To ask the Secretary of State for Transport if he will visit the site of the second Severn crossing at Caldicot, Gwent.
If the Secretary of State were to visit Caldicot, the people there would quickly remind him that Wales is in a state of deep repression—I mean, depression. They see no sense in imposing tolls on the existing bridge of £2·80 for a motor car, £5·60 for a minibus, and £8·40 for a lorry. Have not the Government given the French-backed consortium a licence to print money?
I am disappointed at the hon. Gentleman's negative attitude to a £300 million-plus investment in a second crossing of the Severn, which will improve enormously communications for the people of Wales. There is considerable confusion among Labour Members over whether their party supports continued tolling. We heard only last week from Labour's deputy leader that his party would abandon tolling in Scotland. If that policy were applied throughout Britain, as was also said by the right hon. Gentleman, it would cost £1·2 billion—an additional cost to the taxpayer which could only mean less investment in roads. The Opposition's policy is confused—and I do not agree that the people of Wales are repressed.

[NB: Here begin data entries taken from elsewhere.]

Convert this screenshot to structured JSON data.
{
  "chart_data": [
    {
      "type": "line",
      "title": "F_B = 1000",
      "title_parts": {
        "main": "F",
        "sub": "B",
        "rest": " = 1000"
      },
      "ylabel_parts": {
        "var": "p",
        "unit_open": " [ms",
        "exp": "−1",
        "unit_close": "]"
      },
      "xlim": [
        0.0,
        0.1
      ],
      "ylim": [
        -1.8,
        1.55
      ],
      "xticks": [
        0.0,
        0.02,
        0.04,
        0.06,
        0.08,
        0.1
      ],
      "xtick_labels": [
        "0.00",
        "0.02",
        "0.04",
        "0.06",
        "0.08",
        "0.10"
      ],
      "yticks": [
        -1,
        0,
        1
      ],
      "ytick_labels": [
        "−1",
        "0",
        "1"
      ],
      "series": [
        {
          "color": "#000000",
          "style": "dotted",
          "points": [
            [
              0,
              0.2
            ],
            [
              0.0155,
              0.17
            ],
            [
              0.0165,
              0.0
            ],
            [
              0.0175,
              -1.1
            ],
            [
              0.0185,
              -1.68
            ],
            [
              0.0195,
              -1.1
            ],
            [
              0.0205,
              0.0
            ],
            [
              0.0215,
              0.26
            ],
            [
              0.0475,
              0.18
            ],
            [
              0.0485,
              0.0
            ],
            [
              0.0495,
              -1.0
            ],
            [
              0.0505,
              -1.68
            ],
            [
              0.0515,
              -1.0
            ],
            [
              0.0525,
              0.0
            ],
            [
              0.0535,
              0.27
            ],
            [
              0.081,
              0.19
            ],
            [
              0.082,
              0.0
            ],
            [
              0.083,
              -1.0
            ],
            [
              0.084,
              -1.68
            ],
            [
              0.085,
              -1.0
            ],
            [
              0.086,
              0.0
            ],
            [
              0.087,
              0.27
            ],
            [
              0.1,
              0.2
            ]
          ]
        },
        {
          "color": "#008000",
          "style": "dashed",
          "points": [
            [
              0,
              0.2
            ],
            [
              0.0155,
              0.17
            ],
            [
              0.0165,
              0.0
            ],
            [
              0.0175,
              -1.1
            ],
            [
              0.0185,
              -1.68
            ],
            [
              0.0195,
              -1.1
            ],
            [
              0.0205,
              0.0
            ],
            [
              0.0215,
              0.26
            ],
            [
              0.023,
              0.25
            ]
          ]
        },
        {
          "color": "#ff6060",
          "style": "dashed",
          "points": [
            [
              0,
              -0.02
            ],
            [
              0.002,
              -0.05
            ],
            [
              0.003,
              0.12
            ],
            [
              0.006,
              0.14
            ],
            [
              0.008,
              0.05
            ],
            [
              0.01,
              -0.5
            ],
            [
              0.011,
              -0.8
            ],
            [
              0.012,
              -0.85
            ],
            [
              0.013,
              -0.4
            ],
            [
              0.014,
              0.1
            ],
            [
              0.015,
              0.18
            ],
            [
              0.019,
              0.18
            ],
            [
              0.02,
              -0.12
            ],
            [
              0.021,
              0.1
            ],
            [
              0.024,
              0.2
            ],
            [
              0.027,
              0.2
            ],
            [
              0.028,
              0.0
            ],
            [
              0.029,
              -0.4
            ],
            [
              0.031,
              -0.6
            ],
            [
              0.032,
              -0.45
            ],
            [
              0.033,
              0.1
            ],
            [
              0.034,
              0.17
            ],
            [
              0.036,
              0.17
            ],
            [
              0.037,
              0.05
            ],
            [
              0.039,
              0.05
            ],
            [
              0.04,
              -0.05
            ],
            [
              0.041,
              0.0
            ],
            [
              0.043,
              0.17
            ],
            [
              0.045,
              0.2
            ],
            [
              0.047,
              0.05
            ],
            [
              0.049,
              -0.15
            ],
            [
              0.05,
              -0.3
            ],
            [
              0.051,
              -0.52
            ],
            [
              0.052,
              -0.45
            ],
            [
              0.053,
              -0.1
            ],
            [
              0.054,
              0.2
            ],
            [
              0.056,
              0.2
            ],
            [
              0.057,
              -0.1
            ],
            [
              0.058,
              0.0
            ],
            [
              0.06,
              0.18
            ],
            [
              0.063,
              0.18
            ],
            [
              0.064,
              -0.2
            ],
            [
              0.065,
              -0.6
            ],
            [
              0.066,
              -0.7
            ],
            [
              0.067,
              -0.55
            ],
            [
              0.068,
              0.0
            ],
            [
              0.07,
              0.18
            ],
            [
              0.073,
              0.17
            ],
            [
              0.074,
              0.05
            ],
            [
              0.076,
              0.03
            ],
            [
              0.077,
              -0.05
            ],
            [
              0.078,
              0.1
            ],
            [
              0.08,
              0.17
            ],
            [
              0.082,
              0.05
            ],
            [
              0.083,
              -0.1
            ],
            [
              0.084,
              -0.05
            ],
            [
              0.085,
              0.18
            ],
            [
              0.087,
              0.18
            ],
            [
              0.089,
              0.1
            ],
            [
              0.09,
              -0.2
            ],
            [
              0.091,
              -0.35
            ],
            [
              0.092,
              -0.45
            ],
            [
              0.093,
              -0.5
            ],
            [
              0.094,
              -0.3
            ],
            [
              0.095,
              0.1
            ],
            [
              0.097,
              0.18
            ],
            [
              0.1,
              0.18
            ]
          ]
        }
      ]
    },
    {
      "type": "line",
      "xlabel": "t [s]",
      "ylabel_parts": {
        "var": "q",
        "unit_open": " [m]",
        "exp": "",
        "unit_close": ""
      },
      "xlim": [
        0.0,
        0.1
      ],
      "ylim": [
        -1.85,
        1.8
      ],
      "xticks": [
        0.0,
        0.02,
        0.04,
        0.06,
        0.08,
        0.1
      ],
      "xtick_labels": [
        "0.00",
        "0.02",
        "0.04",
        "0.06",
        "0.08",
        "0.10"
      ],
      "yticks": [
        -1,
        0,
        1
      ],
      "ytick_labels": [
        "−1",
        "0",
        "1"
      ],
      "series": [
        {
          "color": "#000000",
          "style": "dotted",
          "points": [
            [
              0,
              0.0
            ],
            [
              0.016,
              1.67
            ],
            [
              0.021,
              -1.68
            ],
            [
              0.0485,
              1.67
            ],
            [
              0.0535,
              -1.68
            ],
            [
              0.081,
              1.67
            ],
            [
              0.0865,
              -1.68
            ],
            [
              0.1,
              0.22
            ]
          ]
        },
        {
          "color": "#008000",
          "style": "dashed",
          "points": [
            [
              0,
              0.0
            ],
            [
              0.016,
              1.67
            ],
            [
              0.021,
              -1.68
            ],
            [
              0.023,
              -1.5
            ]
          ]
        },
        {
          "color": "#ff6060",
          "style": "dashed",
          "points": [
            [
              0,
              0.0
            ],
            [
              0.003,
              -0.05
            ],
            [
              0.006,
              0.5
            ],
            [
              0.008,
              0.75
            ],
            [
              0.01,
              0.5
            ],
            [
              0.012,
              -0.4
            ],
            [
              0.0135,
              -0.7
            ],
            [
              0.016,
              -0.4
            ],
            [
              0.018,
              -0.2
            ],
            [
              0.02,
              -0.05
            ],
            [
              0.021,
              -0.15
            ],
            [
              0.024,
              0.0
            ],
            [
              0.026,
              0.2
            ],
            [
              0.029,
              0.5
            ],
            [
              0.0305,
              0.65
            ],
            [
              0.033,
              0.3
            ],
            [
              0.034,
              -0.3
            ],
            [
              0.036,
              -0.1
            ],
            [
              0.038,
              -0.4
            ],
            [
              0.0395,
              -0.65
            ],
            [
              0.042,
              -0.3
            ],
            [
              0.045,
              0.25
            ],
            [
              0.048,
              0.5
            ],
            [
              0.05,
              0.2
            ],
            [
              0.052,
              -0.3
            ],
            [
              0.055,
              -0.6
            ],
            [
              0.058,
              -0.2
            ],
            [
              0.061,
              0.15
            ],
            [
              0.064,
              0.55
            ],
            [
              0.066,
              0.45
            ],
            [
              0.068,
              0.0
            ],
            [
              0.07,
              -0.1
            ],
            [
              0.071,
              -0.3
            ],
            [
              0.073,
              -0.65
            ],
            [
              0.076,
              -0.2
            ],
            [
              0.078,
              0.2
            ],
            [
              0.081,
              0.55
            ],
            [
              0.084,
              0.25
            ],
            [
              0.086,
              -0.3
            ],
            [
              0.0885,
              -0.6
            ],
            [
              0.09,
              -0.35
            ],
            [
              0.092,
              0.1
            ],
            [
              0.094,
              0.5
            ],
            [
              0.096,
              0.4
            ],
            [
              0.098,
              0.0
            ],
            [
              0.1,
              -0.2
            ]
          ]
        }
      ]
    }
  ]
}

Is it not clear that the substantial staged increases in respect of the existing bridge are being imposed simply to provide money for the second, privatised bridge? Did the Welsh Office, because of the enormous blows to the location policy in Wales, bother to make representations against them?
The Government are united in their commitment to improving road communications in Wales. Labour was the first party to introduce the idea of a Severn crossing—and of a tolled crossing, at that. Labour does not have a clear policy on whether it believes in a second and tolled crossing, or wants just one very congested bridge—which would be very bad news for Wales.